何かを怖れるような色がその瞳には浮かんでいた。
「わたしは怖くなったの。遺跡で戦うのってすごく危険なことだよね。大勢の魔族を倒して、簡単には引き返せないほど地下深くまで進んでいく」
「たしかに危険なことだよ。でも、俺もソフィアもわかってやっていたことだ。遺跡を解放すれば資源も土地も財宝も手に入るし、それで多くの人達を救える」
「わかっていたよ。でも、もう十分だって思ったの。お金も名誉も力も手に入ったけど、この先にわたしの求めるものはないし、死んじゃったら何も残らないから。ソロンくんは約束のこと、覚えている?」
「約束?」
「わたしとソロンくんとの約束だよ」
そうだ。
俺たちは魔法学校の同級生として、最初の学年のときに一つの約束をした。
二人で一緒に帝国最強の冒険者になって、自分たちの居場所を作ろう。
それが約束だった。
当時のソフィアは家族にも同級生にも疎んじられていて、居場所がなかった。
貴族でもなんでもない俺は、魔法学校にこそ入学できたけれど、将来の自分が成功しているところを想像できなかった。

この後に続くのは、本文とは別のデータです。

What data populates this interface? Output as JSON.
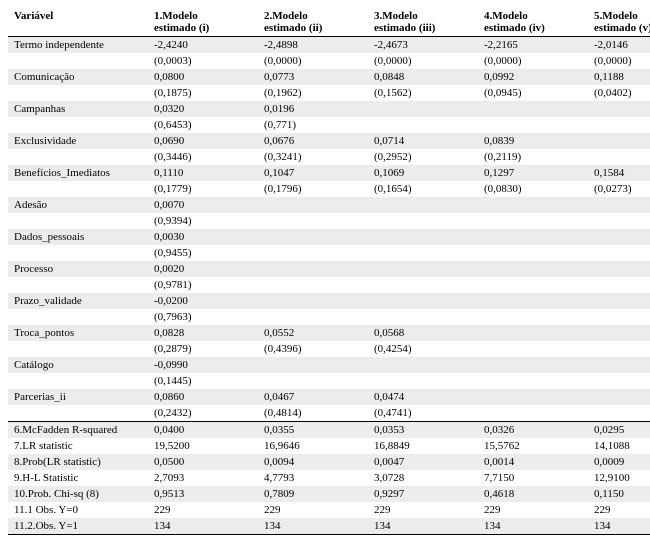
{
  "columns": {
    "var": "Variável",
    "models": [
      {
        "top": "1.Modelo",
        "bot": "estimado (i)"
      },
      {
        "top": "2.Modelo",
        "bot": "estimado (ii)"
      },
      {
        "top": "3.Modelo",
        "bot": "estimado (iii)"
      },
      {
        "top": "4.Modelo",
        "bot": "estimado (iv)"
      },
      {
        "top": "5.Modelo",
        "bot": "estimado (v)"
      }
    ]
  },
  "vars": [
    {
      "name": "Termo independente",
      "est": [
        "-2,4240",
        "-2,4898",
        "-2,4673",
        "-2,2165",
        "-2,0146"
      ],
      "p": [
        "(0,0003)",
        "(0,0000)",
        "(0,0000)",
        "(0,0000)",
        "(0,0000)"
      ]
    },
    {
      "name": "Comunicação",
      "est": [
        "0,0800",
        "0,0773",
        "0,0848",
        "0,0992",
        "0,1188"
      ],
      "p": [
        "(0,1875)",
        "(0,1962)",
        "(0,1562)",
        "(0,0945)",
        "(0,0402)"
      ]
    },
    {
      "name": "Campanhas",
      "est": [
        "0,0320",
        "0,0196",
        "",
        "",
        ""
      ],
      "p": [
        "(0,6453)",
        "(0,771)",
        "",
        "",
        ""
      ]
    },
    {
      "name": "Exclusividade",
      "est": [
        "0,0690",
        "0,0676",
        "0,0714",
        "0,0839",
        ""
      ],
      "p": [
        "(0,3446)",
        "(0,3241)",
        "(0,2952)",
        "(0,2119)",
        ""
      ]
    },
    {
      "name": "Benefícios_Imediatos",
      "est": [
        "0,1110",
        "0,1047",
        "0,1069",
        "0,1297",
        "0,1584"
      ],
      "p": [
        "(0,1779)",
        "(0,1796)",
        "(0,1654)",
        "(0,0830)",
        "(0,0273)"
      ]
    },
    {
      "name": "Adesão",
      "est": [
        "0,0070",
        "",
        "",
        "",
        ""
      ],
      "p": [
        "(0,9394)",
        "",
        "",
        "",
        ""
      ]
    },
    {
      "name": "Dados_pessoais",
      "est": [
        "0,0030",
        "",
        "",
        "",
        ""
      ],
      "p": [
        "(0,9455)",
        "",
        "",
        "",
        ""
      ]
    },
    {
      "name": "Processo",
      "est": [
        "0,0020",
        "",
        "",
        "",
        ""
      ],
      "p": [
        "(0,9781)",
        "",
        "",
        "",
        ""
      ]
    },
    {
      "name": "Prazo_validade",
      "est": [
        "-0,0200",
        "",
        "",
        "",
        ""
      ],
      "p": [
        "(0,7963)",
        "",
        "",
        "",
        ""
      ]
    },
    {
      "name": "Troca_pontos",
      "est": [
        "0,0828",
        "0,0552",
        "0,0568",
        "",
        ""
      ],
      "p": [
        "(0,2879)",
        "(0,4396)",
        "(0,4254)",
        "",
        ""
      ]
    },
    {
      "name": "Catálogo",
      "est": [
        "-0,0990",
        "",
        "",
        "",
        ""
      ],
      "p": [
        "(0,1445)",
        "",
        "",
        "",
        ""
      ]
    },
    {
      "name": "Parcerias_ii",
      "est": [
        "0,0860",
        "0,0467",
        "0,0474",
        "",
        ""
      ],
      "p": [
        "(0,2432)",
        "(0,4814)",
        "(0,4741)",
        "",
        ""
      ]
    }
  ],
  "summary": [
    {
      "name": "6.McFadden R-squared",
      "vals": [
        "0,0400",
        "0,0355",
        "0,0353",
        "0,0326",
        "0,0295"
      ]
    },
    {
      "name": "7.LR statistic",
      "vals": [
        "19,5200",
        "16,9646",
        "16,8849",
        "15,5762",
        "14,1088"
      ]
    },
    {
      "name": "8.Prob(LR statistic)",
      "vals": [
        "0,0500",
        "0,0094",
        "0,0047",
        "0,0014",
        "0,0009"
      ]
    },
    {
      "name": "9.H-L Statistic",
      "vals": [
        "2,7093",
        "4,7793",
        "3,0728",
        "7,7150",
        "12,9100"
      ]
    },
    {
      "name": "10.Prob. Chi-sq (8)",
      "vals": [
        "0,9513",
        "0,7809",
        "0,9297",
        "0,4618",
        "0,1150"
      ]
    },
    {
      "name": "11.1 Obs. Y=0",
      "vals": [
        "229",
        "229",
        "229",
        "229",
        "229"
      ]
    },
    {
      "name": "11.2.Obs. Y=1",
      "vals": [
        "134",
        "134",
        "134",
        "134",
        "134"
      ]
    }
  ]
}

だから、その約束は、幼い女の子だったソフィアにとっては遠い願望で、平凡な俺にとっては無謀な理想だった。
ソフィアは優しく微笑んだ。
「約束は半分かなったよ」
「半分?」
「わたしたちは帝国最強の騎士団の一つを作ったもの。でも、もう半分の約束がかなっていないよ」
約束の前半は帝国最強の冒険者になること。
約束の後半は自分たちの居場所を作ること。
ソフィアの言う約束の半分は、後半のことだ。
俺は首を横に振った。
「ソフィアには居場所があるよ。あの騎士団はソフィアのものだ」
「違うよ。約束はね、わたしとソロンくんの居場所を作るってことでしょう?」
そう言うと、ソフィアは俺の手を両手で包み込んだ。ふわりとした温かい感触に、俺は赤面する。
そして、ソフィアは翡翠色の瞳で俺をまっすぐに見つめた。